Selon lui, le bicéphalisme de l’exécutif et l’absence de consensus freinent le pays depuis cinq ans et mettent désormais en péril le processus démocratique.
Jeune Afrique : Que penser de l’affrontement entre les deux chefs de l’exécutif ?
Lotfi Zitoun : Le désaccord entre le président de la République et le chef du gouvernement place le pays dans une impasse. On ne peut que souhaiter que cette fracture se résolve rapidement. Au sein de la classe politique en général, les trop nombreux tiraillements et débats versant dans le populisme font perdre de vue les priorités du pays et lassent les Tunisiens.
Il faut que tout le monde se retrouve autour de la table, fasse preuve de pondération et dépasse les inimitiés pour réinstaurer un dialogue dans l’intérêt du pays.
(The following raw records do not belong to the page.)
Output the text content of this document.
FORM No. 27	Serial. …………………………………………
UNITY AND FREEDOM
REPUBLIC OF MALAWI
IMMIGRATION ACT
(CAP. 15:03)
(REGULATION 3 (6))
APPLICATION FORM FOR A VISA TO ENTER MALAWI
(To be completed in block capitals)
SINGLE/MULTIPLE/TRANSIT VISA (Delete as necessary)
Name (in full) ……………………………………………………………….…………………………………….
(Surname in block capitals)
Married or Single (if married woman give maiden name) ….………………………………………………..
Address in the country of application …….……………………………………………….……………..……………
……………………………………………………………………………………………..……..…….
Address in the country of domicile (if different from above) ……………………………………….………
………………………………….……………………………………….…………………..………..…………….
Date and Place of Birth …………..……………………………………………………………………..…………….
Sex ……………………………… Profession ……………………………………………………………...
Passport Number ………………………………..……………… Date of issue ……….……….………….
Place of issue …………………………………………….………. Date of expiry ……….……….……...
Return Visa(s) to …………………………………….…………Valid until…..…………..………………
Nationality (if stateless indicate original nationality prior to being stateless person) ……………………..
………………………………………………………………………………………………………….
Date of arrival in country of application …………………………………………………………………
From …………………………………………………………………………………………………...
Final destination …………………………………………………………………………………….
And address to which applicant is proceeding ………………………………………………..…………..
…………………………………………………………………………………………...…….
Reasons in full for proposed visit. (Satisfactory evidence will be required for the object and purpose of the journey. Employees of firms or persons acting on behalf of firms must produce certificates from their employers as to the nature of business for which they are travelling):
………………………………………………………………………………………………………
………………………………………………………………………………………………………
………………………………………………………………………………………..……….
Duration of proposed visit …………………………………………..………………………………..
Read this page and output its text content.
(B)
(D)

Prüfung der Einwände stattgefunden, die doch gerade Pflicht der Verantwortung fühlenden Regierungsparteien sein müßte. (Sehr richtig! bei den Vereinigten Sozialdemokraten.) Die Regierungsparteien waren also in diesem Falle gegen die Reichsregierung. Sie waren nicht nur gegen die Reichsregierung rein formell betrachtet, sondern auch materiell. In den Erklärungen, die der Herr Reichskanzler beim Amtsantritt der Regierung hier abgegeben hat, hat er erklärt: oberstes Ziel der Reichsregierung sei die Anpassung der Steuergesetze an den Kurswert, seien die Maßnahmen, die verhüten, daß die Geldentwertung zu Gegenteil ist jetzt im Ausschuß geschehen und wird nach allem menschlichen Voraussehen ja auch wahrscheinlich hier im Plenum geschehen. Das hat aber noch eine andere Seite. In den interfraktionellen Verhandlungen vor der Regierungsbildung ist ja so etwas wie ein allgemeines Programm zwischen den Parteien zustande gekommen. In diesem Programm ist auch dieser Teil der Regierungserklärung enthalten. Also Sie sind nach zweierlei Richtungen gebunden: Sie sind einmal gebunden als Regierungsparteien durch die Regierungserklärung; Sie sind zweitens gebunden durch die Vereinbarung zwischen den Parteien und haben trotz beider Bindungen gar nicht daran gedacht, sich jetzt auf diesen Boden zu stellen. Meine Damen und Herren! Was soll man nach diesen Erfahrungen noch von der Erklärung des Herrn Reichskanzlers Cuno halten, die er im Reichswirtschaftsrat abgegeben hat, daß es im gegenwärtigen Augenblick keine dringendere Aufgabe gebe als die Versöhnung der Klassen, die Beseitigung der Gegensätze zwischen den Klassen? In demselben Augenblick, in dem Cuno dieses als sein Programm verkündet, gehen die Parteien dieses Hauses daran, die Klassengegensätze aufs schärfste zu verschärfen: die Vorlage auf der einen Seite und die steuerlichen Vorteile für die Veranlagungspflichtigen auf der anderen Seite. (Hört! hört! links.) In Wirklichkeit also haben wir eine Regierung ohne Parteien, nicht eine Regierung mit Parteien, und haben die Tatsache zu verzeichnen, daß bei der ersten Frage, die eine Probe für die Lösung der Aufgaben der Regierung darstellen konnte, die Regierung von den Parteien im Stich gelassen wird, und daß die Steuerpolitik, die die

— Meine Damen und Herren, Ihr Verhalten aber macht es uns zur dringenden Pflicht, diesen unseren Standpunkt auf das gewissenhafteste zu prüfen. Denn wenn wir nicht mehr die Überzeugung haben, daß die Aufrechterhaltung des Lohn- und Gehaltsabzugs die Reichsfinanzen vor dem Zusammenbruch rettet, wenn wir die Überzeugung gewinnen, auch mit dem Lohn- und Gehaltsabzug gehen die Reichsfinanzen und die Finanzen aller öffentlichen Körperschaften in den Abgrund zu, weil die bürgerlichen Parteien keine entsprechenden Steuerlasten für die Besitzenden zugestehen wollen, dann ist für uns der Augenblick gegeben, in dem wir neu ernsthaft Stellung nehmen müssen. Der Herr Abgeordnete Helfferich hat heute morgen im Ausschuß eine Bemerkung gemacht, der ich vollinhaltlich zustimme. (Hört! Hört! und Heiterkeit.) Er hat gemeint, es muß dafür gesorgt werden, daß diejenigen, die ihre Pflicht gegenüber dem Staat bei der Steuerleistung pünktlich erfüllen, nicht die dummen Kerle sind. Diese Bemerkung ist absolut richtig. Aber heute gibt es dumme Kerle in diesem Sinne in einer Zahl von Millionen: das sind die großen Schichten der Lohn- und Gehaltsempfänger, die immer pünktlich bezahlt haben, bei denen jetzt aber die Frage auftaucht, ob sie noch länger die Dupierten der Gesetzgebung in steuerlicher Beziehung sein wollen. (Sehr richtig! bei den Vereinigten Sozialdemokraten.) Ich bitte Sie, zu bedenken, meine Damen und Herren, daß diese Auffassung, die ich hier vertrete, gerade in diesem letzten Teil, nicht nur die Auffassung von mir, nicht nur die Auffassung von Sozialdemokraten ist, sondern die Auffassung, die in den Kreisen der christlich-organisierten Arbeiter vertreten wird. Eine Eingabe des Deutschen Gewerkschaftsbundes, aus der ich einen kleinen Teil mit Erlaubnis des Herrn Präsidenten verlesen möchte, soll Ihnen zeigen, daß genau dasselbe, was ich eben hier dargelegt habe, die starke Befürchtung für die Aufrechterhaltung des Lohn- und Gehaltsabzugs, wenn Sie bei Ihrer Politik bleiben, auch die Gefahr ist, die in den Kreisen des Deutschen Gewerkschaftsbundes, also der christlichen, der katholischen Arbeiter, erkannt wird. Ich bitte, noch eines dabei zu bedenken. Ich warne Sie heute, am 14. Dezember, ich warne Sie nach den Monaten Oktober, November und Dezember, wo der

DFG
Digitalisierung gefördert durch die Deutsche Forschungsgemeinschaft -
Il y a lieu aussi de tirer des enseignements de cette expérience – en espérant qu’elle ne créera pas de précédent.
Le report des élections législatives et présidentielle de 2019 serait un échec pour les ambitions démocratiques de ces huit dernières années
Quels enseignements ?
Au-delà des personnes et des mésententes, c’est le système politique choisi en 2013 qui montre ses limites. Pour se prémunir contre un retour à la dictature et à un régime présidentialiste, dans la nouvelle Constitution [adoptée en janvier 2014], les prérogatives de l’exécutif ont été réparties entre le chef de l’État et le chef du gouvernement. Mais nous n’avons pas pris la mesure des blocages que ce verrouillage pourrait entraîner, comme celui auquel nous sommes confrontés aujourd’hui.
Il nous faut impérativement revoir le code électoral pour que puisse émerger une majorité tranchée. Il est tout aussi urgent et nécessaire de désigner les membres de la Cour constitutionnelle afin qu’elle soit opérationnelle – la situation actuelle nous montre combien son arbitrage est essentiel –, ainsi que les membres et le président de l’Isie [Instance supérieure indépendante pour les élections]. Sans ces instances, nous mettons en péril notre démocratie.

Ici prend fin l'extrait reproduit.